Usually, brands grow bigger with time. But things are slightly different for the Bajaj Pulsar. How? Well, it’s 2019, and Bajaj has decided to go a size smaller with the latest Pulsar. This year, the company has launched its smallest Pulsar yet – the Pulsar 125. On the surface, this sounds like going back in time because, even at the time of its market launch in 2001, the Pulsar series was offered with a 150cc motor. So, why go smaller?
Bajaj says that the sole reason for doing this was to bring the ‘thrill’ of the Pulsar brand to the commuter segment. Consequently, everything on the 125 is identical to the Pulsar 150 Neon – the body panels, suspension, tyres, and brakes, everything comes from its bigger brother’s parts bin.

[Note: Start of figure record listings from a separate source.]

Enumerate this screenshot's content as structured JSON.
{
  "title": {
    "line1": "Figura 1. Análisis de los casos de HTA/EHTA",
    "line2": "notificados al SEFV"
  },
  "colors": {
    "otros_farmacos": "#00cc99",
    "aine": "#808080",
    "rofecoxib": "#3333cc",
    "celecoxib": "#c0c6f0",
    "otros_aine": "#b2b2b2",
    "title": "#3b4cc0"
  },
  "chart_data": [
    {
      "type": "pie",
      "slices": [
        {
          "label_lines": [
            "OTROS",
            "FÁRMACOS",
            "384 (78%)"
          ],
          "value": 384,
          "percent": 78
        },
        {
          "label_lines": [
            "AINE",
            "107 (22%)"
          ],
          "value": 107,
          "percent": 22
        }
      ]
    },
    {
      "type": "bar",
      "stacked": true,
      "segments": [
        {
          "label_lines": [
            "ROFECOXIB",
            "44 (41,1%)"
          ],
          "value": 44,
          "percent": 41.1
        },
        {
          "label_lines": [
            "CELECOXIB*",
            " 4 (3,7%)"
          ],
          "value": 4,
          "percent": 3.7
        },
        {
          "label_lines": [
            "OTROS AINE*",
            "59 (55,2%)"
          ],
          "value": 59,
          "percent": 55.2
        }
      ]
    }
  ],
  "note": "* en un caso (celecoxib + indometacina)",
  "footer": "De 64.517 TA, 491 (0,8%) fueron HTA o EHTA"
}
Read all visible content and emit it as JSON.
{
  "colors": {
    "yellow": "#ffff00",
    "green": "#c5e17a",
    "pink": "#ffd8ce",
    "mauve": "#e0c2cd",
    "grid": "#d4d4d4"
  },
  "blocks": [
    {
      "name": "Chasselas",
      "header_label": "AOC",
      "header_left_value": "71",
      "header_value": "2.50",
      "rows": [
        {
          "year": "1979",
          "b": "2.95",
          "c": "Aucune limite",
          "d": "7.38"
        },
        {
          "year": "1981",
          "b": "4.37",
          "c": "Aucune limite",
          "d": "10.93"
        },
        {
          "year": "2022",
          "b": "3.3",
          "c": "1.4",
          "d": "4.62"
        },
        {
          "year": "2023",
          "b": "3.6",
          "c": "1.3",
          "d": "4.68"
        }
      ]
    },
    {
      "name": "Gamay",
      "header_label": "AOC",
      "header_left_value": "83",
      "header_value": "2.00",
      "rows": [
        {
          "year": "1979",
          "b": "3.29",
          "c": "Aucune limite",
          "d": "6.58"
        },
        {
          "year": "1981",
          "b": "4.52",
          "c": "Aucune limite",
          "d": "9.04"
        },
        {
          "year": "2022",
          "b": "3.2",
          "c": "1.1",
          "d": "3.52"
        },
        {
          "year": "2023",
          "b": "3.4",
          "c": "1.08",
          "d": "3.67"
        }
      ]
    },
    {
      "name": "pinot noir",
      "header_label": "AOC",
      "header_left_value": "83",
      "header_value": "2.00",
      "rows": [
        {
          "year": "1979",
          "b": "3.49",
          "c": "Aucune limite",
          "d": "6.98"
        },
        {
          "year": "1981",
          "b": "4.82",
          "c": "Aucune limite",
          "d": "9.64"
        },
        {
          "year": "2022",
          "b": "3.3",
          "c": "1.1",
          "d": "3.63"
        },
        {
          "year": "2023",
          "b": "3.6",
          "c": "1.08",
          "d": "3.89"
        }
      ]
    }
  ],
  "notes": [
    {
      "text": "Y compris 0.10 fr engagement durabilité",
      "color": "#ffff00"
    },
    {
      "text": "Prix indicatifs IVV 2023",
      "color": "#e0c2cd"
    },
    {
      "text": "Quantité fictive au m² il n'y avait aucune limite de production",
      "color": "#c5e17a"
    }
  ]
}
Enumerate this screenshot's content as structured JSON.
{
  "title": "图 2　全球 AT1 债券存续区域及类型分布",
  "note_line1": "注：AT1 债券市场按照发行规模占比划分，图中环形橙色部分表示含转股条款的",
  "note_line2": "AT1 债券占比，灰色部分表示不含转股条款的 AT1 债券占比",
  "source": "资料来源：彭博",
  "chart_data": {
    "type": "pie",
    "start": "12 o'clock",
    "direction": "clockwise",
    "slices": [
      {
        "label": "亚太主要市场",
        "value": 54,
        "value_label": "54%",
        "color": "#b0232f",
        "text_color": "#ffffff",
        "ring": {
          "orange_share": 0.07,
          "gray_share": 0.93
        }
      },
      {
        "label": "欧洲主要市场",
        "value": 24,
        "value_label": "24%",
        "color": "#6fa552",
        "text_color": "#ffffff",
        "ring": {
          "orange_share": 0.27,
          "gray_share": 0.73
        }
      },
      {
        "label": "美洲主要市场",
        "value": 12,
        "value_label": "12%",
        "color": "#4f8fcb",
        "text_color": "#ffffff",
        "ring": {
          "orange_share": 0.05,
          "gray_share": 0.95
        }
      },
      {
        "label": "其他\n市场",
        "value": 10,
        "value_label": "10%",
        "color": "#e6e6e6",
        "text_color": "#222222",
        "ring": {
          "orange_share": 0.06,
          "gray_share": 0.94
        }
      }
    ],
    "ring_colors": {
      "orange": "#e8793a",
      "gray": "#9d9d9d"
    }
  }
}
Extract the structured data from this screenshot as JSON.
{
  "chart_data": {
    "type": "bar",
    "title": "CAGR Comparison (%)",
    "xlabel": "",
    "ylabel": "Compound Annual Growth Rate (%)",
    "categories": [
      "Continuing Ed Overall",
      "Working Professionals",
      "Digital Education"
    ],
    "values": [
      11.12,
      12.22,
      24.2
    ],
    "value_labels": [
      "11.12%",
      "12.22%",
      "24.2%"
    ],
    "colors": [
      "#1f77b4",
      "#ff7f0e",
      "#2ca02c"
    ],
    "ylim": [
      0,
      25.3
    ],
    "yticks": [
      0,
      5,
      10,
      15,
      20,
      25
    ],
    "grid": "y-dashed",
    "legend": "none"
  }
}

In fact, even the engine architecture is the same. It’s just that the 125 has a shorter stroke of 50.5mm, versus 60.7mm in the 150 (bore is identical at 56mm), which means that the cubic capacity stands at 124.4cc. Like the 150, this is a super-refined motor and delivers power in a linear fashion. However, with only 11.8bhp and 11Nm on offer, it does run out of juice after 6,000rpm.
The Pulsar 125 is the most powerful bike in its segment, but it’s also the heaviest, at 140kgs. And this means that the performance isn’t anywhere close to being ‘thrilling.’ Similarly, the new Pulsar suffers in the handling department. On the track, it’s very easy to upset the chassis, and the rear lightens up when pushed hard. This bike is best enjoyed within the closed confines of the city and not on twisty sections, or even on the highway for that matter.
The biggest problem with the Pulsar 125 is its bigger brother! For about ₹6,000 more, you get a bigger motor, ABS (the Pulsar 125 has CBS), and an overall a better package. And, on top of all this, the design of the bike is more than a decade old – meaning it won’t set you apart from the crowd, even with that Pulsar tag.